Together As One
I want so much to write something beautiful and hopeful and resonant. It is the last day of 2007, after all. But for some reason, I'm sad and vulnerable and angry and confused... so many things which make it impossible to write. I thought I'd grown up. That I was stronger than this. That I had enough confidence in myself that things like this wouldn't bother me anymore. I know none of you have any idea what "this" is... but as with most of what I've written lately, I guess this is mostly for me.
I have enormous faults. I am selfish... careless... judgmental... self-absorbed... easily aggravated. But I also love... and I love well. And I'm not talking about romantically or anything like that. My life hasn't gone that direction just yet, and I don't have any idea how I'll be in that department. I hope I'll be more selfless, more considerate and more patient. But when it comes to my friends and family, those who know me and know me well... know that I would do anything in my power for them. I love surprising my friends with little things that show them I care and that I pay attention. I love listening to them and reassuring them that they're really not crazy... "I know I've been there, too." And I really truly believe that I'm a good friend. Beyond that, I think I'm pretty damn cool, too.
So why does it bother me so much when I feel rejected and betrayed by someone I thought was a friend? I wish I was one of those people who could shrug it off and think... "too bad for them... he/she's the one missing out." But despite the confidence I've gained over the last several years... despite the fact that I know you'll be hard-pressed to find a more loyal, devoted friend than I... despite all this... I still get hurt. And I struggle with wondering what I did or didn't do to hurt said "friend." I decide it must be my fault... that if only I tried just a little bit harder, things would be different.

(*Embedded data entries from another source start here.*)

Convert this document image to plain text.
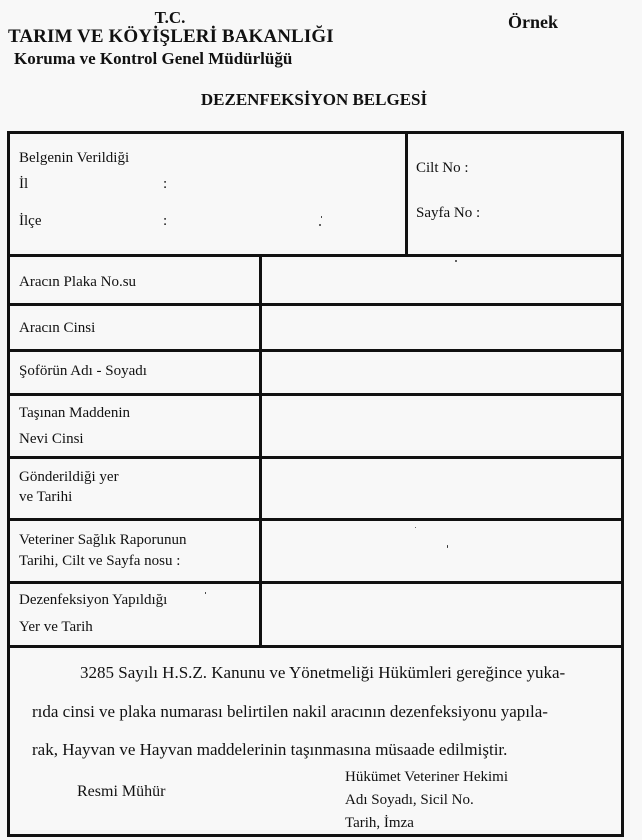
T.C.
TARIM VE KÖYİŞLERİ BAKANLIĞI
Koruma ve Kontrol Genel Müdürlüğü
Örnek
DEZENFEKSİYON BELGESİ
Belgenin Verildiği
İl	:
İlçe	:
Cilt No :
Sayfa No :
Aracın Plaka No.su
Aracın Cinsi
Şoförün Adı - Soyadı
Taşınan Maddenin
Nevi Cinsi
Gönderildiği yer
ve Tarihi
Veteriner Sağlık Raporunun
Tarihi, Cilt ve Sayfa nosu :
Dezenfeksiyon Yapıldığı
Yer ve Tarih
3285 Sayılı H.S.Z. Kanunu ve Yönetmeliği Hükümleri gereğince yuka-
rıda cinsi ve plaka numarası belirtilen nakil aracının dezenfeksiyonu yapıla-
rak, Hayvan ve Hayvan maddelerinin taşınmasına müsaade edilmiştir.
Resmi Mühür
Hükümet Veteriner Hekimi
Adı Soyadı, Sicil No.
Tarih, İmza
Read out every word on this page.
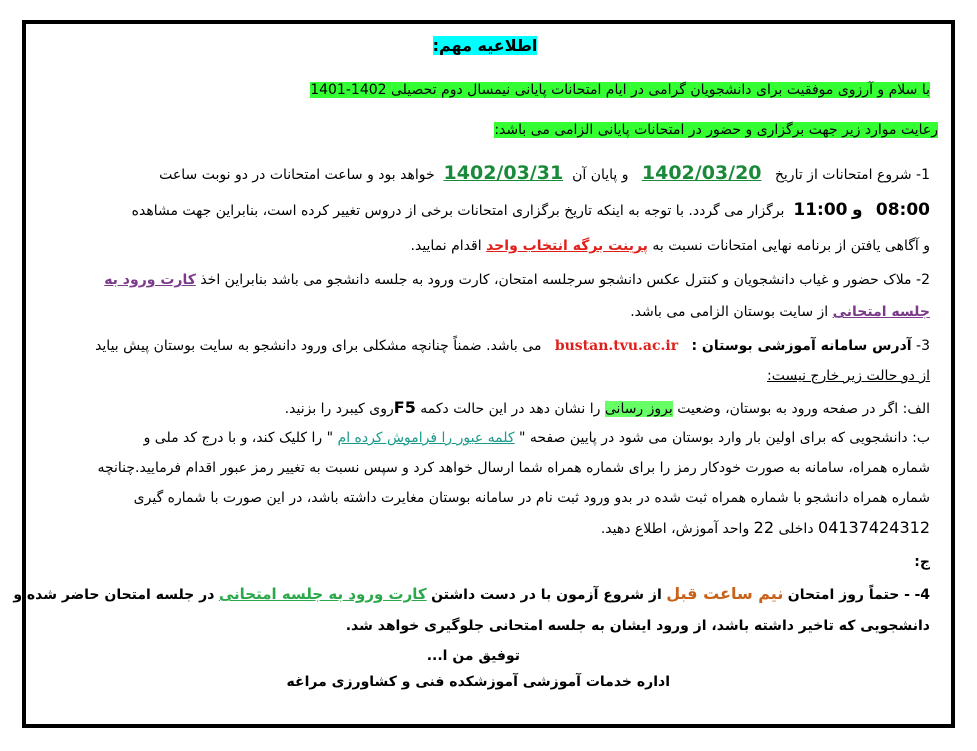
اطلاعیه مهم:
با سلام و آرزوی موفقیت برای دانشجویان گرامی در ایام امتحانات پایانی نیمسال دوم تحصیلی 1402-1401
رعایت موارد زیر جهت برگزاری و حضور در امتحانات پایانی الزامی می باشد:
1- شروع امتحانات از تاریخ   1402/03/20   و پایان آن  1402/03/31  خواهد بود و ساعت امتحانات در دو نوبت ساعت
08:00   و 11:00  برگزار می گردد. با توجه به اینکه تاریخ برگزاری امتحانات برخی از دروس تغییر کرده است، بنابراین جهت مشاهده
و آگاهی یافتن از برنامه نهایی امتحانات نسبت به پرینت برگه انتخاب واحد اقدام نمایید.
2- ملاک حضور و غیاب دانشجویان و کنترل عکس دانشجو سرجلسه امتحان، کارت ورود به جلسه دانشجو می باشد بنابراین اخذ کارت ورود به
جلسه امتحانی از سایت بوستان الزامی می باشد.
3- آدرس سامانه آموزشی بوستان :   bustan.tvu.ac.ir   می باشد. ضمناً چنانچه مشکلی برای ورود دانشجو به سایت بوستان پیش بیاید
از دو حالت زیر خارج نیست:
الف: اگر در صفحه ورود به بوستان، وضعیت بروز رسانی را نشان دهد در این حالت دکمه F5روی کیبرد را بزنید.
ب: دانشجویی که برای اولین بار وارد بوستان می شود در پایین صفحه " کلمه عبور را فراموش کرده ام " را کلیک کند، و با درج کد ملی و
شماره همراه، سامانه به صورت خودکار رمز را برای شماره همراه شما ارسال خواهد کرد و سپس نسبت به تغییر رمز عبور اقدام فرمایید.چنانچه
شماره همراه دانشجو با شماره همراه ثبت شده در بدو ورود ثبت نام در سامانه بوستان مغایرت داشته باشد، در این صورت با شماره گیری
04137424312 داخلی 22 واحد آموزش، اطلاع دهید.
ج:
4- - حتماً روز امتحان نیم ساعت قبل از شروع آزمون با در دست داشتن کارت ورود به جلسه امتحانی در جلسه امتحان حاضر شده و
دانشجویی که تاخیر داشته باشد، از ورود ایشان به جلسه امتحانی جلوگیری خواهد شد.
توفیق من ا...
اداره خدمات آموزشی آموزشکده فنی و کشاورزی مراغه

The wolf shall dwell with the lamb, and the leopard shall lie down with the young goat, and the calf and the lion and the fattened calf together; and a little child shall lead them. -Isaiah 11:6
One day we will walk together arm in arm, smiling together as we worship our Lord in harmony. This is the only truth I cling to in times like these. Times when I feel so hurt and helpless. I wish I didn't have to wait... but in the meantime, I'll cling to this truth... and I'll look to the day when a little child shall lead the prey and their predators together as one.